COMSEP 2008 Atlanta Meeting
Enhancing Cultural Competence Education in a Pediatric Core Clerkship- Preliminary Results of a Qualitative Analysis of Students - Reflective Responses to Disparities in Access to Health Care
Sajjad A.Yacoob, Frank R. Sinatra, Madeleine Bruning,
Keck School of Medicine at the University of Southern California
Introduction: The Keck School of Medicine at the University of Southern California developed a four-year integrated curriculum in cultural competence. It was not clear, however, the best ways to design a curriculum that is contextually meaningful for students. Can the “implicit” nuances of professional behavior be captured and made into “explicit” lessons? Although students may recognize that humanistic care is an essential element of “doctoring”, the exercises or methods used to teach intangible attitudes are commonly perceived by students as disconnected from the required clerkship.
Objective: To determine whether incorporating a reflective writing component was an effective teaching strategy to increase the students’ awareness and response to identified disparities in health care access through qualitative analysis.

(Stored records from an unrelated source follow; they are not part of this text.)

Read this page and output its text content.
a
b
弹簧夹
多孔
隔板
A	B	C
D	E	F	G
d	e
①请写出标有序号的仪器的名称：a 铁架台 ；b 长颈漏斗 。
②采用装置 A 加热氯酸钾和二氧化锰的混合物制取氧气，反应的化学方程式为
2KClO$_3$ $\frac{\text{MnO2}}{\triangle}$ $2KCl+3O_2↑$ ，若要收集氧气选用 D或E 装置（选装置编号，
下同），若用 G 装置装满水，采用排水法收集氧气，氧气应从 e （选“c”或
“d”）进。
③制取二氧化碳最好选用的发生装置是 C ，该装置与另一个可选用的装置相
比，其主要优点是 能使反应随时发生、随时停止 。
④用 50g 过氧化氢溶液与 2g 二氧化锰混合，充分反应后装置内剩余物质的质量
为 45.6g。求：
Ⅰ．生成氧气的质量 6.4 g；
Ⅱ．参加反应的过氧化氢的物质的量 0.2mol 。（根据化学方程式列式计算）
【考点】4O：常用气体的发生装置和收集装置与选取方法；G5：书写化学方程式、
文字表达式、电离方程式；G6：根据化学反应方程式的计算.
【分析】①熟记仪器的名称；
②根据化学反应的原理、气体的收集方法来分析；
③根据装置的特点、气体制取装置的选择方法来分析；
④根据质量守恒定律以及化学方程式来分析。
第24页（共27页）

Method: A convenience sample of 164 third year medical students in the Pediatric Core Clerkship participated in this curriculum intervention. Using one of the clerkship’s core competencies as the pillar, “Provide health care to a diverse, multicultural patient population and recognize the impact of social, cultural and spiritual beliefs and practices upon the physician and patient relationship and management of disease”, an existing literature/evidence based case assignment was modified to incorporate a reflective component. The central premise of this approach was a deliberate and conscious decision to make the assignment contextually relevant to actual patient care. Selected current resources were accessible to the students through the web-based course platform and a list of “guiding questions” to prompt reflective thinking/action were available for students to review. One hundred and sixty two students papers from two sites were read and coded by faculty members.
Results: The students’ reflective writings identified eight general elements related to disparities in access to health care. More importantly, their statements revealed the impact of the encounter upon their learning and how this might affect their future behaviors and actions as physicians. Themes from these reflective statements were grouped into three categories: Knowledge-attainment of facts/information, Process- howstudents’ utilized the new knowledge to help their patients and Awareness- students’ feelings/beliefs about the encounter.
Conclusion: Preliminary findings from a qualitative analysis indicate that a reflective writing component enables students to increase their awareness and response to disparities in access to health care, allowing students to take pause about humanistic care and compassionate role of the physician. Addresses LCME curriculum requirements related to culturally sensitive care, life-long learning and self knowledge.